D’après les résultats de l’institut Sigma Conseil, diffusés par la télévision publique tunisienne, Kaïs Saïed a obtenu 89,2% des suffrages dès le premier tour des élections présidentielles du dimanche 6 octobre, écrasant le deuxième candidat, Ayachi Zammel, 47 ans, un industriel libéral qui n’a obtenu que 6,9% des voix. Le troisième candidat, Zouhair Maghzaoui, 59 ans et député de la gauche panarabe, s’est adjugé pour sa part 3,9% des suffrages. Des résultats préliminaires officiels sont attendus ce lundi après-midi.
Malgré ce score stalinien, Kaïs Saïed aura perdu près d’un million de voix en comparaison avec les présidentielles de 2019. Et pour cause, la participation s’est établie à 27,7%, contre 45% il y a cinq ans au premier tour, selon l’Instance supérieure indépendante pour les élections (Isie), l’autorité électorale tunisienne. Son président, Farouk Bouasker, a jugé ce taux «respectable», alors qu’il est le plus faible pour un premier tour de scrutin présidentiel depuis le renversement de Ben Ali en 2011.
Seuls Ayachi Zammel et Zouhair Maghzaoui -des seconds couteaux selon les observateurs- avaient été autorisés à affronter dans les urnes Kaïs Saïed, 66 ans, sur initialement 17 postulants, écartés par l’Isie pour des irrégularités présumées. L’opposition, dont les figures de proue sont emprisonnées, et les ONG tunisiennes et étrangères ont critiqué un scrutin «faussé en faveur de M. Saïed».
Ayachi Zammel, inconnu du grand public, n’a pas pu faire campagne, car il est incarcéré depuis début septembre dernier et condamné à trois reprises à plus de 14 ans de prison pour des soupçons de faux parrainages.
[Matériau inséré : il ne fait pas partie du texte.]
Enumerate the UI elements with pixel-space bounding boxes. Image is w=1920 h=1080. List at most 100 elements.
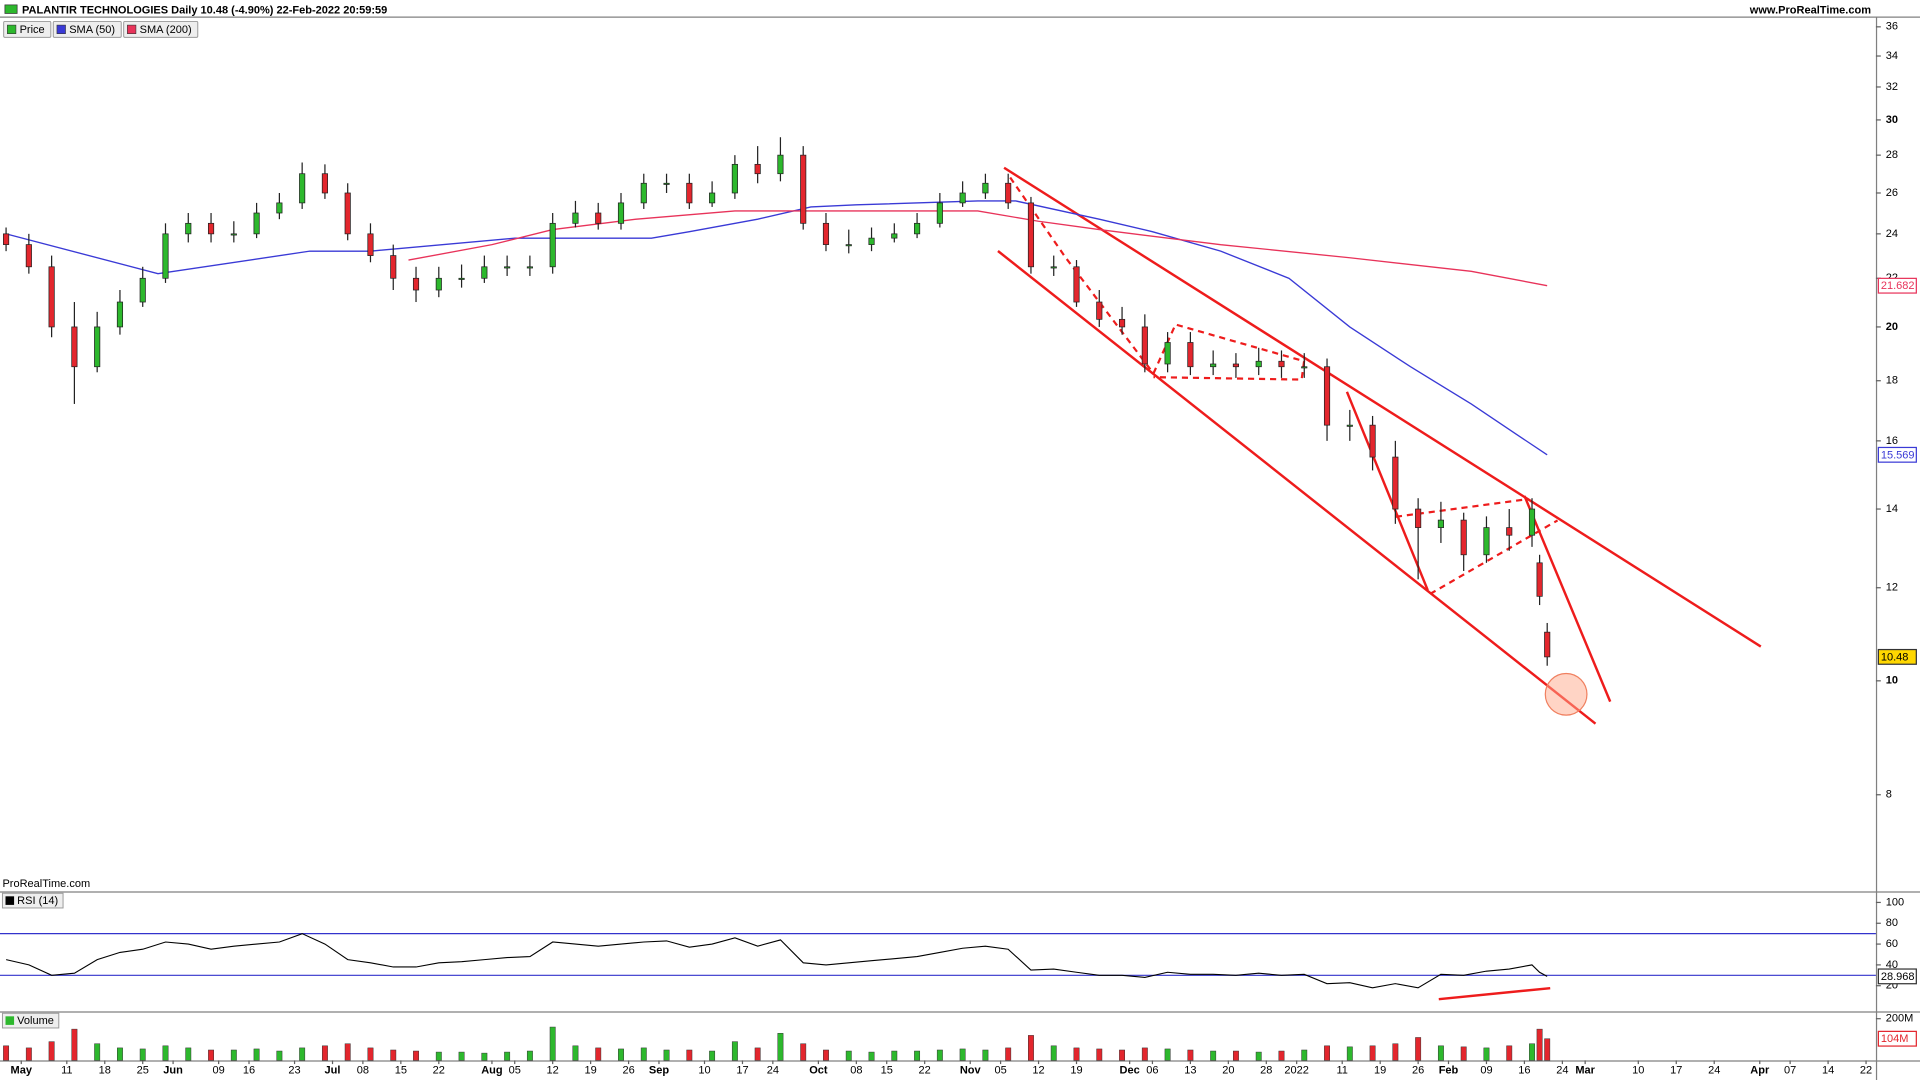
y-tick-label: 32: [1886, 81, 1898, 93]
volume-bar: [1005, 1047, 1012, 1061]
legend-label: Volume: [17, 1015, 54, 1027]
x-tick-label: 22: [919, 1065, 931, 1077]
legend-label: RSI (14): [17, 895, 58, 907]
sma-line: [5, 200, 1548, 456]
x-tick-label: 24: [1556, 1065, 1568, 1077]
legend-item: SMA (200): [123, 20, 199, 38]
volume-bar: [800, 1043, 807, 1061]
volume-bar: [94, 1043, 101, 1061]
volume-bar: [754, 1047, 761, 1061]
volume-bar: [458, 1051, 465, 1061]
legend-swatch: [7, 24, 17, 34]
candle-body: [936, 202, 943, 224]
volume-bar: [1346, 1046, 1353, 1061]
volume-bar: [663, 1049, 670, 1061]
volume-bar: [1187, 1049, 1194, 1061]
last-value-label: 104M: [1881, 1033, 1909, 1045]
volume-bar: [1119, 1049, 1125, 1061]
volume-bar: [1050, 1045, 1057, 1061]
candle-body: [754, 163, 761, 175]
candle-body: [959, 192, 966, 204]
volume-bar: [481, 1052, 488, 1061]
last-value-label: 10.48: [1881, 651, 1909, 663]
volume-bar: [936, 1049, 943, 1061]
legend-swatch: [127, 24, 137, 34]
x-tick-label: 20: [1222, 1065, 1234, 1077]
candle-body: [822, 222, 830, 245]
candle-body: [390, 255, 397, 279]
legend-item: Price: [3, 20, 52, 38]
channel-lower: [997, 250, 1597, 725]
x-tick-label: 19: [1070, 1065, 1082, 1077]
candle-body: [1073, 266, 1080, 303]
legend-box: [52, 20, 122, 38]
volume-bar: [1324, 1045, 1330, 1061]
legend-box: [1, 1012, 60, 1029]
legend-box: [1, 892, 64, 909]
volume-bar: [1096, 1048, 1103, 1061]
x-tick-label: 22: [433, 1065, 445, 1077]
channel-upper: [1003, 166, 1762, 648]
candle-body: [1536, 562, 1543, 597]
candle-body: [868, 237, 875, 245]
x-tick-label: 09: [1480, 1065, 1492, 1077]
volume-bar: [162, 1045, 169, 1061]
candle-body: [504, 266, 511, 269]
candle-body: [526, 266, 533, 269]
volume-bar: [959, 1048, 966, 1061]
candle-body: [1278, 360, 1285, 368]
volume-bar: [845, 1050, 852, 1061]
panel-legend: Volume: [1, 1012, 60, 1029]
annotations: [997, 166, 1762, 1001]
volume-bar: [572, 1045, 579, 1061]
volume-bar: [731, 1041, 738, 1061]
y-tick-label: 100: [1886, 896, 1904, 908]
candle-body: [1460, 519, 1467, 556]
candle-body: [1005, 182, 1012, 204]
y-tick-label: 36: [1886, 21, 1898, 33]
x-tick-label: Sep: [649, 1065, 669, 1077]
x-tick-label: 16: [1518, 1065, 1530, 1077]
y-tick-label: 24: [1886, 228, 1898, 240]
volume-bar: [686, 1049, 693, 1061]
volume-bar: [1255, 1051, 1262, 1061]
last-value-box: [1877, 446, 1917, 463]
candle-body: [982, 182, 989, 194]
candle-body: [458, 277, 465, 280]
y-tick-label: 12: [1886, 582, 1898, 594]
legend-label: Price: [20, 24, 45, 36]
candle-body: [435, 277, 442, 291]
volume-bar: [413, 1050, 419, 1061]
x-tick-label: 19: [1374, 1065, 1386, 1077]
last-value-box: [1877, 648, 1917, 665]
volume-bar: [914, 1050, 921, 1061]
trend-line: [1345, 391, 1429, 591]
x-tick-label: 16: [243, 1065, 255, 1077]
y-tick-label: 16: [1886, 435, 1898, 447]
volume-bar: [823, 1049, 829, 1061]
x-tick-label: 07: [1784, 1065, 1796, 1077]
candle-body: [299, 173, 306, 204]
volume-bar: [344, 1043, 351, 1061]
candle-body: [185, 222, 192, 235]
x-tick-label: Aug: [481, 1065, 502, 1077]
dashed-line: [1429, 519, 1559, 595]
volume-bar: [1392, 1043, 1399, 1061]
candle-body: [3, 233, 10, 245]
candle-body: [276, 202, 283, 214]
volume-bar: [71, 1028, 78, 1061]
candle-body: [1506, 527, 1513, 536]
candle-body: [686, 182, 693, 204]
legend-label: SMA (50): [69, 24, 115, 36]
volume-bar: [253, 1048, 260, 1061]
candle-body: [1118, 318, 1126, 328]
x-tick-label: 17: [1670, 1065, 1682, 1077]
volume-bar: [230, 1049, 237, 1061]
y-tick-label: 28: [1886, 149, 1898, 161]
x-tick-label: 24: [1708, 1065, 1720, 1077]
candle-body: [1437, 519, 1444, 528]
x-tick-label: 17: [736, 1065, 748, 1077]
x-tick-label: 24: [767, 1065, 779, 1077]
Quant à Zouhair Maghzaoui, il était considéré comme un simple «faire-valoir», car porteur d’un projet de gauche souverainiste similaire à celui du président sortant… qu’il soutenait jusqu’à récemment.
Lire aussi : Tunisie: opposants arrêtés, migrants dénigrés, journalistes bâillonnés... La machine répressive tourne à plein régime
«La légitimité de l’élection est forcément entachée quand les candidats qui pouvaient faire de l’ombre à M. Saïed ont été systématiquement écartés», a commenté pour l’AFP l’analyste politique tunisien Hatem Nafti. Le processus de sélection des candidatures avait été très contesté pour le nombre élevé de parrainages exigé, l’emprisonnement de candidats potentiels connus, et l’éviction par l’Isie des rivaux les plus solides du président, dont Mondher Zenaidi, un ancien ministre de Ben Ali.
Pour Pierre Vermeren, expert français du Maghreb, avec une abstention aussi forte, «la légitimité démocratique» de l’élection est «faible». Il a noté au passage des analogies avec les élections présidentielles dans l’Algérie voisine.
Élu en 2019 avec près de 73% des voix (et un taux de participation de 58%), Kaïs Saïed était encore ce populaire spécialiste de droit constitutionnel à l’image d’incorruptible, avant de s’emparer des pleins pouvoirs à l’été 2021, promettant l’ordre face à l’instabilité politique.
Lire aussi : Déçus de la politique, les jeunes Tunisiens veulent massivement quitter le pays
Trois ans plus tard, la majorité des Tunisiens lui reprochent d’avoir consacré une énergie excessive à régler ses comptes avec ses opposants, en particulier le parti islamo-conservateur Ennahdha, formation dominante pendant la décennie de démocratie ayant suivi le renversement de Ben Ali.
Depuis son coup de force à l’été 2021, les ONG tunisiennes et étrangères ainsi que l’opposition dénoncent une «dérive autoritaire» du président, via un démantèlement des contre-pouvoirs et un étouffement de la société civile avec des arrestations de syndicalistes, militants, avocats et chroniqueurs politiques. Selon Human Rights Watch, «plus de 170 personnes sont actuellement détenues pour des motifs politiques ou pour avoir exercé leurs droits fondamentaux».
Vers un durcissement du pouvoir
Selon l’analyste Hatem Nafti, cette nouvelle victoire électorale peut annoncer un durcissement ultérieur du pouvoir à l’égard des voix critiques, car Kaïs Saïed pourra «faire valoir son sacre pour justifier la répression».
Prenant la parole dimanche soir dans son quartier général de campagne, le président réélu a affirmé, sur un ton martial, vouloir «poursuivre la Révolution de 2011» et bâtir «un pays nettoyé des corrompus et des complots». «La Tunisie restera libre et indépendante et n’acceptera jamais l’ingérence étrangère», a ajouté l’homme qui a pourtant allègrement vassalisé son pays au service de l’agenda de son voisin algérien.